Nesse dia, a ETE ofereceu as melhores condições financeiras (56 milhões de euros pela concessão de 25 anos, que quase triplicava os 20 milhões de euros de valor mínimo previsto no caderno de encargos). Na corrida estiveram seis empresas: Terminal Multiusos do Beato, consórcio Luso-Silos - Mota-Engil/Socarpor/Tertir-, Nutrinvest, Ership, Sogestão e ETE.
A Sogestão faz queixa contra o agrupamento da Mota-Engil e da TMB (onde a primeira empresa tem 42% do capital). A 4 de Dezembro, a comissão de acompanhamento avalia as propostas e decidiu excluir da corrida o consórcio Mota-Engil/Socarpor/Tertir e TMB.

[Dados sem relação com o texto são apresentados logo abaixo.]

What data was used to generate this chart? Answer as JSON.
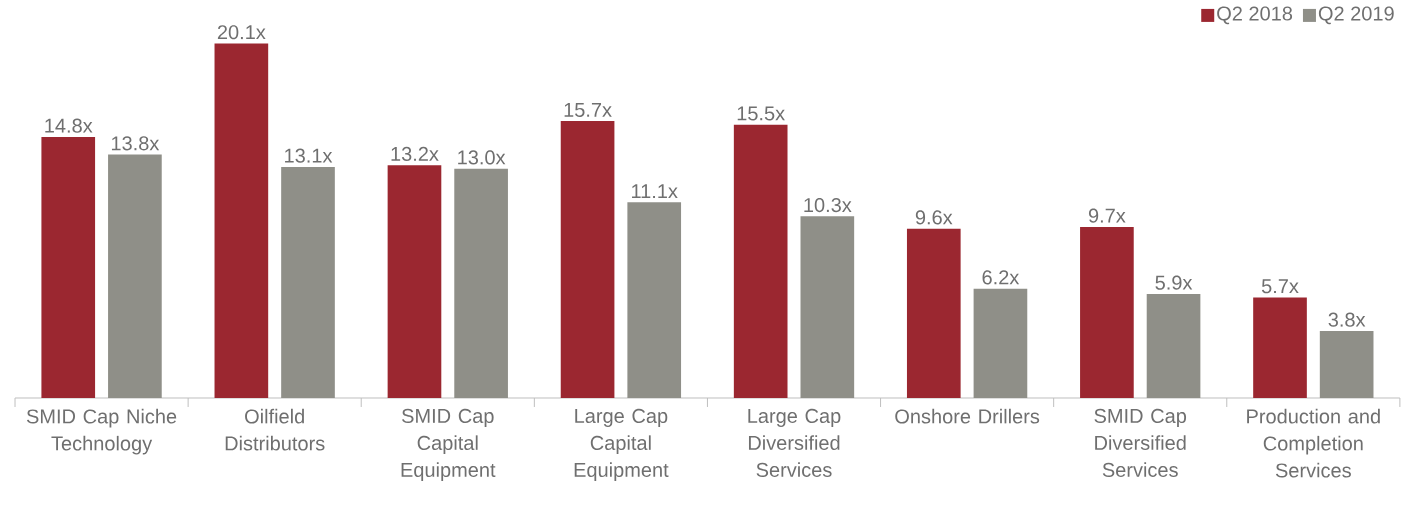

2008 Em Abril, a comissão de acompanhamento pede à Autoridade da Concorrência um parecer sobre o perfil dos candidatos. Seguem as negociações. O Tribunal Administrativo e Fiscal do Porto considerou excessiva a decisão da comissão quanto à exclusão do consórcio da Mota-Engil e o processo de concessão voltou atrás. Outros concorrentes avançaram para a justiça (como a Ership). E no final do ano, a Silopor descrevia que “atendendo às providências cautelares interpostas por alguns dos concorrentes, os trabalhos da comissão de acompanhamento encontram-se suspensos até decisão” dos tribunais.
2009 O Supremo Tribunal Administrativo chumba o pedido de reintegração da Mota-Engil, que fica afastada em definitivo da corrida. A ETE e a Sogestão são os dois candidatos eleitos e a empresa de Manuel Champalimaud melhora a oferta inicial.
2011 A Comissão de Acompanhamento dá por terminado o trabalho de análise e propõe ao executivo de José Sócrates a adjudicação à ETE, um dos operadores históricos do sector portuário, fundada em 1936. Em Junho, Passos Coelho ganha as eleições com maioria relativa.
2012 Em Outubro, o Tribunal Administrativo e Fiscal do Porto notifica a comissão que deve analisar a proposta da Mota-Engil, na sequência de uma providência cautelar interposta por este concorrente. A comissão de liquidação manteve a classificação inicial depois de ter analisado de novo toda a documentação.
2013 É aprovado o Orçamento do Estado para 2014 que inclui a conclusão do concurso para a concessão da Silopor. O Governo estima que a concessão da Silopor irá render 40 milhões de euros em 2014 e, ao longo dos 25 anos que duram a concessão, um total de 168 milhões de euros.
2014 O Governo assina o despacho que permite e adjudicação provisória da Silopor à ETE mas a empresa entrega um pedido de providência cautelar no Tribunal Administrativo de Lisboa a pedir a suspensão do concurso e da obrigação de prestar caução. No final do ano, um despacho assinado pelos ministérios das Finanças, Economia e Solidariedade, Emprego e Segurança Social cancela o processo de concessão e dá por “caducada” a adjudicação provisória à ETE.